Artigianalità replicabile. Quasi un ossimoro, ma sono sempre di più gli imprenditori a credere in questi concetti. E dunque se codesto è il  trend, w il trend. Il tempo, il poco che ci rimane grazie al cambiamento climatico secondo gli scienziati della Nasa, ci racconterà se la strada fosse quella giusta.
Noi mortali, aedi erranti, possiamo solo raccontare il presente.
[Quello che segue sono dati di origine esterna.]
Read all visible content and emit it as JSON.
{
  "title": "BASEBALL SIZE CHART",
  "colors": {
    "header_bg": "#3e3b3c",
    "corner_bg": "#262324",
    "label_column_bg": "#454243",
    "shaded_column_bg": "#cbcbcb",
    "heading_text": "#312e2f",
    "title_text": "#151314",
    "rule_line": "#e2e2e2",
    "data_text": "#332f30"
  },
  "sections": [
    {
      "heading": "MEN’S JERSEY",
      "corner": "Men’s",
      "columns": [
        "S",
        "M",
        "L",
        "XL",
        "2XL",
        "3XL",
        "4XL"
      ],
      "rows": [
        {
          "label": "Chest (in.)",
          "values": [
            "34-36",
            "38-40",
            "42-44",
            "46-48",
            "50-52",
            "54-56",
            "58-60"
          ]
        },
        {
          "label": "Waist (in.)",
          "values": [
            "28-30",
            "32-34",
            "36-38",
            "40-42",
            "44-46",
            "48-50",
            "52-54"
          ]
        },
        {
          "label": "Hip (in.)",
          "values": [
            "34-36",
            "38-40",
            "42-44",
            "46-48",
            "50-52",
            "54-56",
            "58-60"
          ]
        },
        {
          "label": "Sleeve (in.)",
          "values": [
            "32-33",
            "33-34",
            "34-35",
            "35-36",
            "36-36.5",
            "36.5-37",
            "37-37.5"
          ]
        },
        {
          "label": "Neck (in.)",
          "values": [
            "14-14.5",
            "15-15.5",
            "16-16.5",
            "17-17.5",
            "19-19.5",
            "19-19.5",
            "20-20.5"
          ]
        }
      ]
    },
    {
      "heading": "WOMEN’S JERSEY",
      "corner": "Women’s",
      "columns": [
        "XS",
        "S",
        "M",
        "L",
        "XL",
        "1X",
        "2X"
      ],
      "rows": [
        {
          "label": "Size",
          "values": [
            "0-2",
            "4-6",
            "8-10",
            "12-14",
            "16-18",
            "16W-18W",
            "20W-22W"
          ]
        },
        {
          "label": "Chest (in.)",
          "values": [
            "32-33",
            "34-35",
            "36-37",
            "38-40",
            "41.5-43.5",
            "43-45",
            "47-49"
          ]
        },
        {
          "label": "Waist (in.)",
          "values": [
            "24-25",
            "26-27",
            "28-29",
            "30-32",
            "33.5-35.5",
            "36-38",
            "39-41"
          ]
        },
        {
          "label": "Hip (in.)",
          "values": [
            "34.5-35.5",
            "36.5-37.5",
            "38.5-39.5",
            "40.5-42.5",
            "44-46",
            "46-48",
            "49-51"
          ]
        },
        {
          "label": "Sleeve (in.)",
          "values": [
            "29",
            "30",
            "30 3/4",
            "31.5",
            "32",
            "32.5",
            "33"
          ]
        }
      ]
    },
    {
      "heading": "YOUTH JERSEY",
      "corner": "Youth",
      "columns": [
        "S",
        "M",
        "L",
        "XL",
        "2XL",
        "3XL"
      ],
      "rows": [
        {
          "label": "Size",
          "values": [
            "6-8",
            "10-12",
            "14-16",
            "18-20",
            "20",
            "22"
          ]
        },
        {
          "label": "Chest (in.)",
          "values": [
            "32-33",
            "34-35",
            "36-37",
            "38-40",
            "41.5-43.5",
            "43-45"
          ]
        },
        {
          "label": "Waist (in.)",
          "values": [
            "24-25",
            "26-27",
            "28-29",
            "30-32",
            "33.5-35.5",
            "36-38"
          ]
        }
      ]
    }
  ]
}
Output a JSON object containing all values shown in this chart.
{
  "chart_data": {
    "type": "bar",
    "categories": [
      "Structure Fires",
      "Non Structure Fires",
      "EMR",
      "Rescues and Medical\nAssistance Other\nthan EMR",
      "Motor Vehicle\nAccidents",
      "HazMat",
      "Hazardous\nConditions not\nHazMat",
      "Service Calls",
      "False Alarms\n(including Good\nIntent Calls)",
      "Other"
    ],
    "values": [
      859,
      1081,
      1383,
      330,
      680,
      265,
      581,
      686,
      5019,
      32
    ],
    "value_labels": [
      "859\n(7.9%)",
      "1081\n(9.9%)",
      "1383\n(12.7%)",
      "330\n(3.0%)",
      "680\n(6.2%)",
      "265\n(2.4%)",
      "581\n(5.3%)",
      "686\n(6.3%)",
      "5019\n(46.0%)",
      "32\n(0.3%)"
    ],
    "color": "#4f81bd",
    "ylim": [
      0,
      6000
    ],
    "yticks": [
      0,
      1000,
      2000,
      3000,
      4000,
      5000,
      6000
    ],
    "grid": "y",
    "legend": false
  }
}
La chiave dell’artigianalità di Berberè consiste nella preparazione dell’impasto che viene preparato ogni giorno in ogni locale della famiglia. Con acqua, farina e pasta madre.

 

Per una conoscenza più specifica e tecnica riporto le note fornite dal locale che specifica tutti i passaggi di preparazione della pizza:

“Una delle caratteristiche principali della pizza Berberè è l’utilizzo esclusivo di lievito madre vivo e tempi lunghi: il processo di maturazione dell’impasto dura, infatti, almeno 24 ore a temperatura ambiente controllata. Vengono utilizzate per l’impasto farine semintegrali biologiche (oltre al grano anche
con enkir, farro e Senatore Cappelli), risultato della sperimentazione con Alce Nero, che contengono all’interno fibre, vitamine idrosolubili e tutti gli oligoelementi presenti nel chicco. E per ottimizzare la digeribilità della pizza, gli chef di Berberè propongono anche, sin dal 2010, un metodo di fermentazione totalmente privo di lievito aggiunto, basato sul processo fisico di idrolisi degli amidi.”

“Forno elettrico con caratteristiche tecnologiche avanzate e pietra di due tonnellate, mantenendo la temperatura costante anche dopo numerose infornate. La lavorazione non sottile dell’impasto, che permette lo sviluppo degli alveoli, dà vita ad una pasta leggera dentro e croccante fuori, farcita con ingredienti stagionali di altissima qualità, biologici e da presidi slow food.”

Una delle caratteristiche tratto distintivo di Berberè è il fatto che la pizza arrivi già tagliata in 8 fette.

La pizza di Berberè è croccante, piuttosto asciutta. Per dirla in fiorentino: rimane ‘ritta’ quando si prende una fetta. Gli abbinamenti sono sicuramente azzardati e si può trovare qualcosa di veramente creativo ed estremo tra cui segnalo Zucca, funghi, taleggio e fiordilatte e anche ‘Nduja di Spilinga, fiordilatte, pomodoro, prezzemolo.

L’ambiente informale e colorato rendono Berberè di via de’Benci angolo via de’Neri un posto perfetto dove rifocillarsi a pranzo in agilità  oppure per iniziare bene il sabato sera in centro, ottimo per le cene con gli amici con cui condividere più pizze e assaggiare i gusti più spinti.

Da notare anche l’ampia selezione di birre artigianali.